Longshaw Lodge was built in 1827 for the Duke of Rutland (one of the county’s principal landowners) as a shooting box for his 11,533 acres.
from House and Heritage –
While the original ‘shooting box’ may have been modest the late nineteenth century additions turned Longshaw Lodge into an elegant aristocratic country house. Nowadays, the appearance is odd in that the irregular building has five different gables and, despite being two-storeys throughout, is of differing heights. Typically made of ashlar and coursed square gritstone it is defined with a tall four-storey square tower at the rear with embattled parapet. Adjacent to the range is a chapel made of regularly coarsed gritstone with ashlar dressings and a stone slate roof. Behind the lodge complex is a former ice house, circular in shape, now dark and empty, and covered with coarse grass.

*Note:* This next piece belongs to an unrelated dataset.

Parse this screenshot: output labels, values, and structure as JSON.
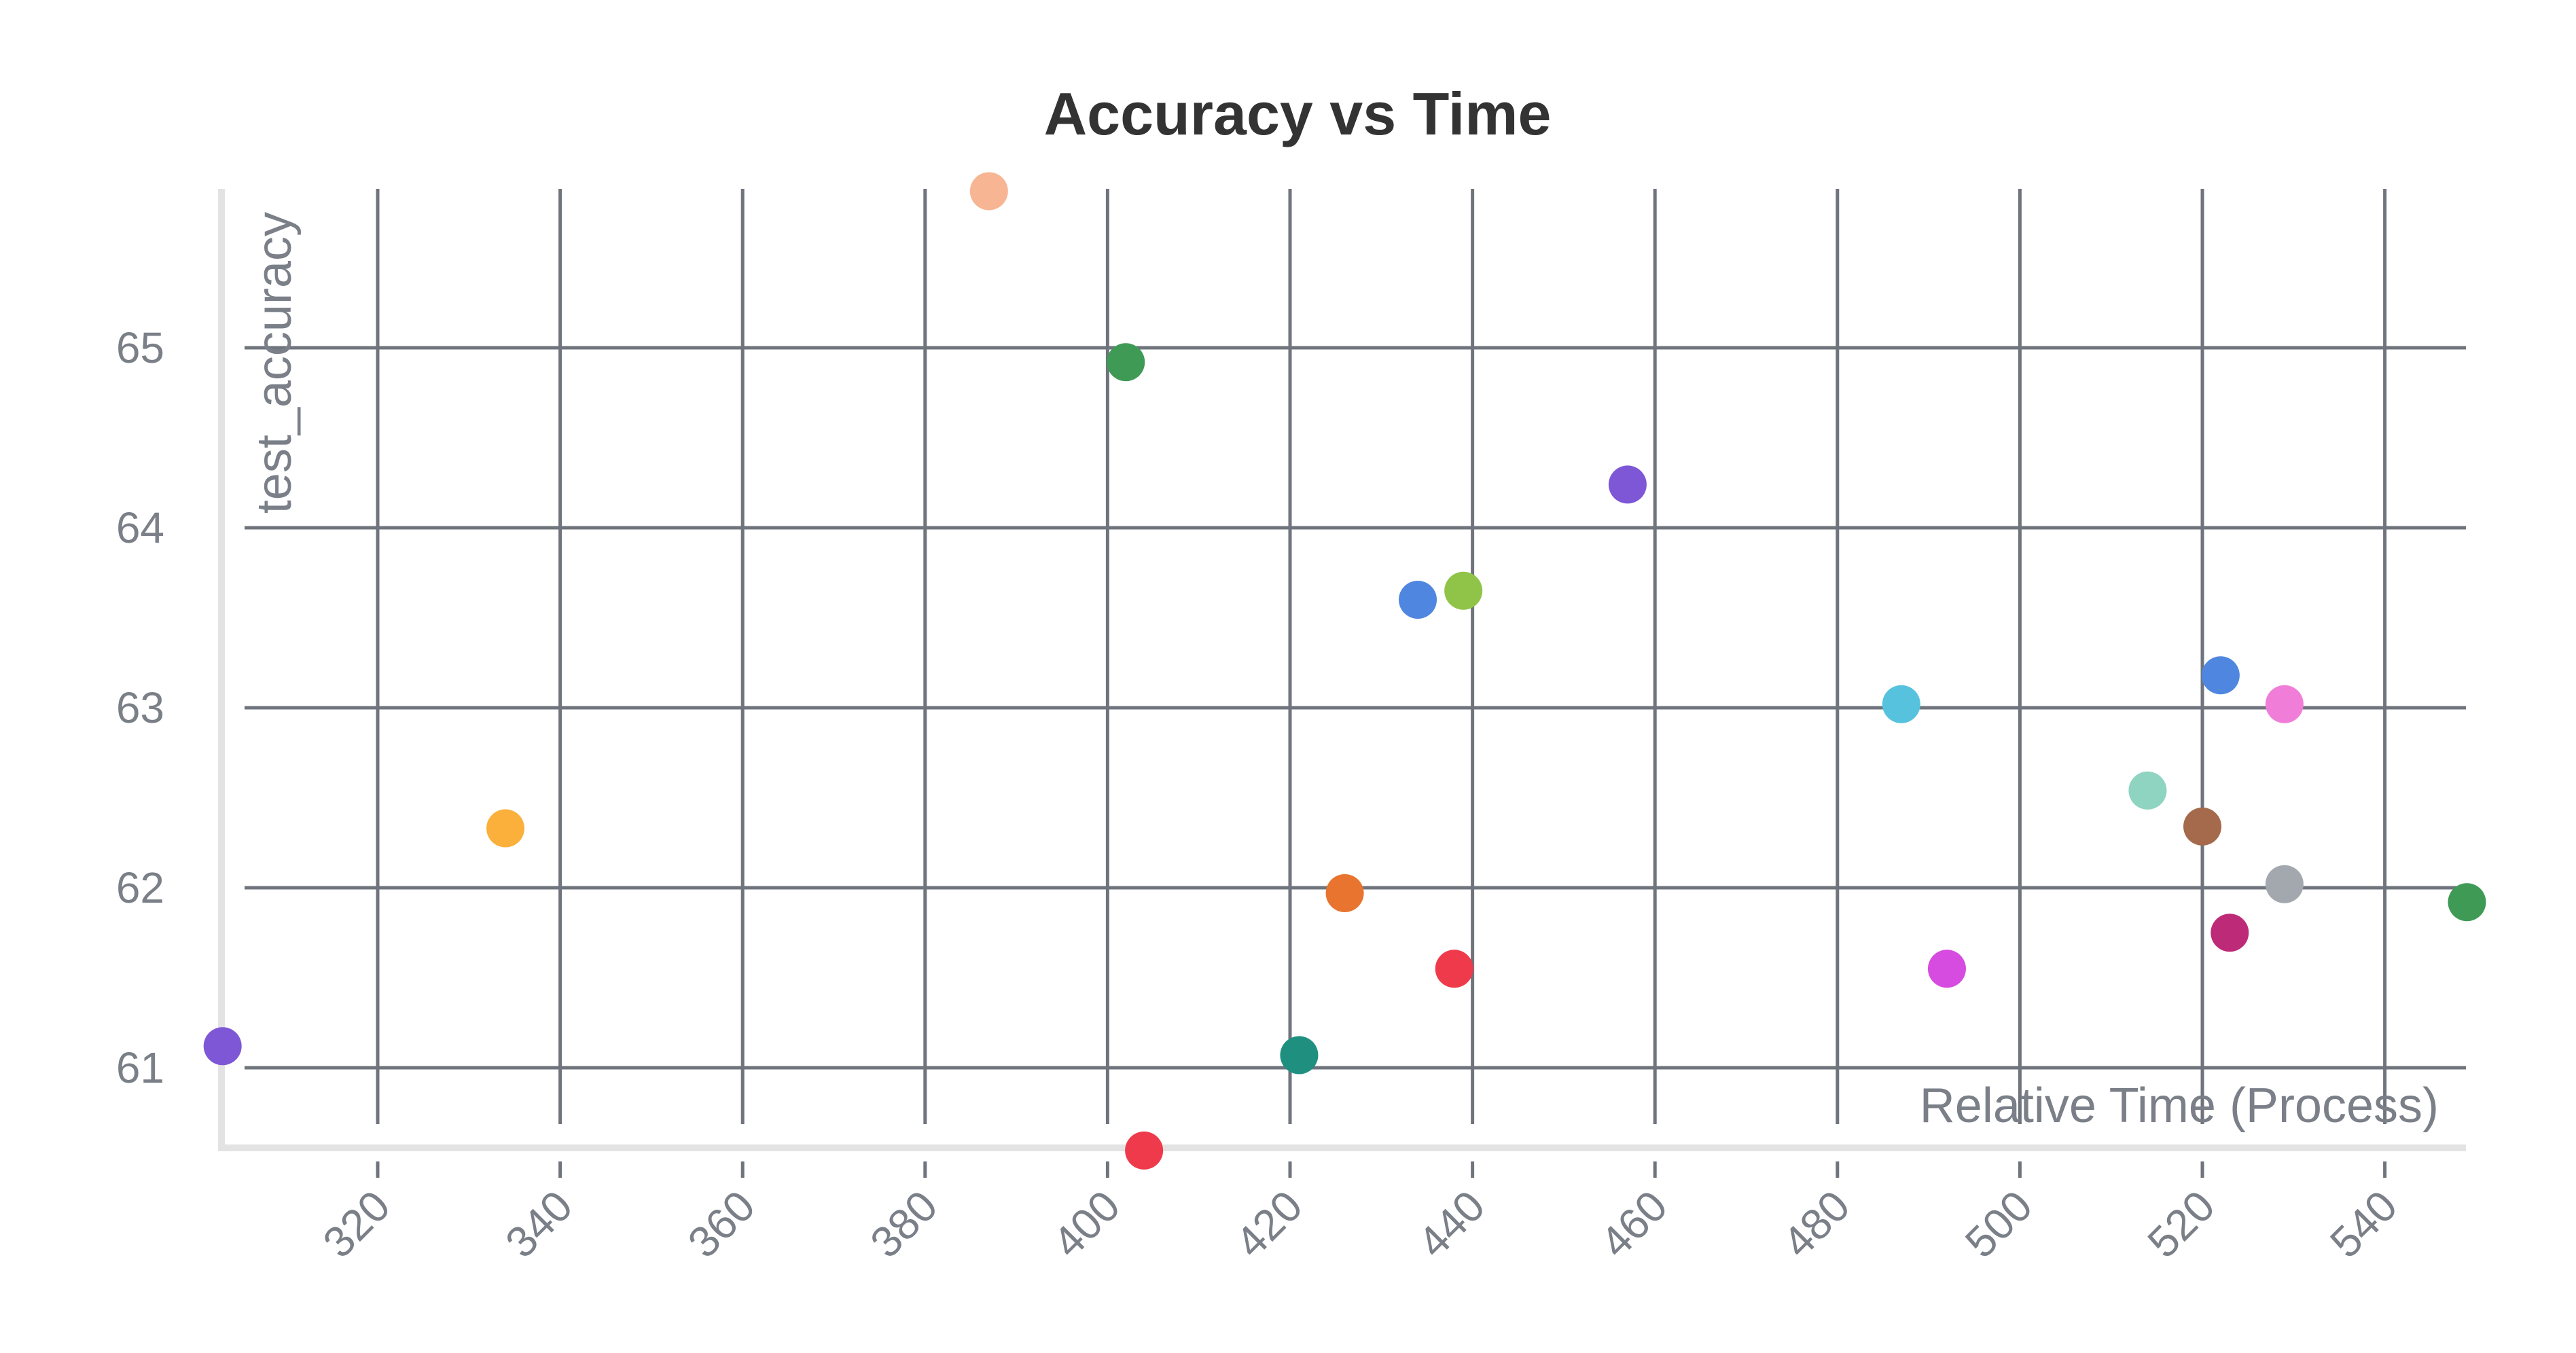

During the Duke of Rutland’s time the building was offset with fine ornamental gardens and private walks and driveways across the estate. Rhododendrons were planted close to the building to provide flowering as well as cover for game birds. Elsewhere, a series of nine smaller lodges were built to house the Duke’s many gamekeepers.
On the 5th July 1927 all 11,533 acres of the Longshaw Estate went up for sale by auction.
The estate was sub-divided into many different lots. Lot 1 contained the lodge and all of its park-like grounds plus an area of land known as Lawrence Field that was described as “well heathered picturesque moorland”. This 747 acre plot is what today is referred to as the Longshaw Estate.
Sheffield Council purchased 3,000 acres of moorland at this auction, primarily for the collection of water but in 1931 they handed over the Longshaw Estate to the National Trust for the sum of £14,000 and today it is still owned and managed by the National Trust.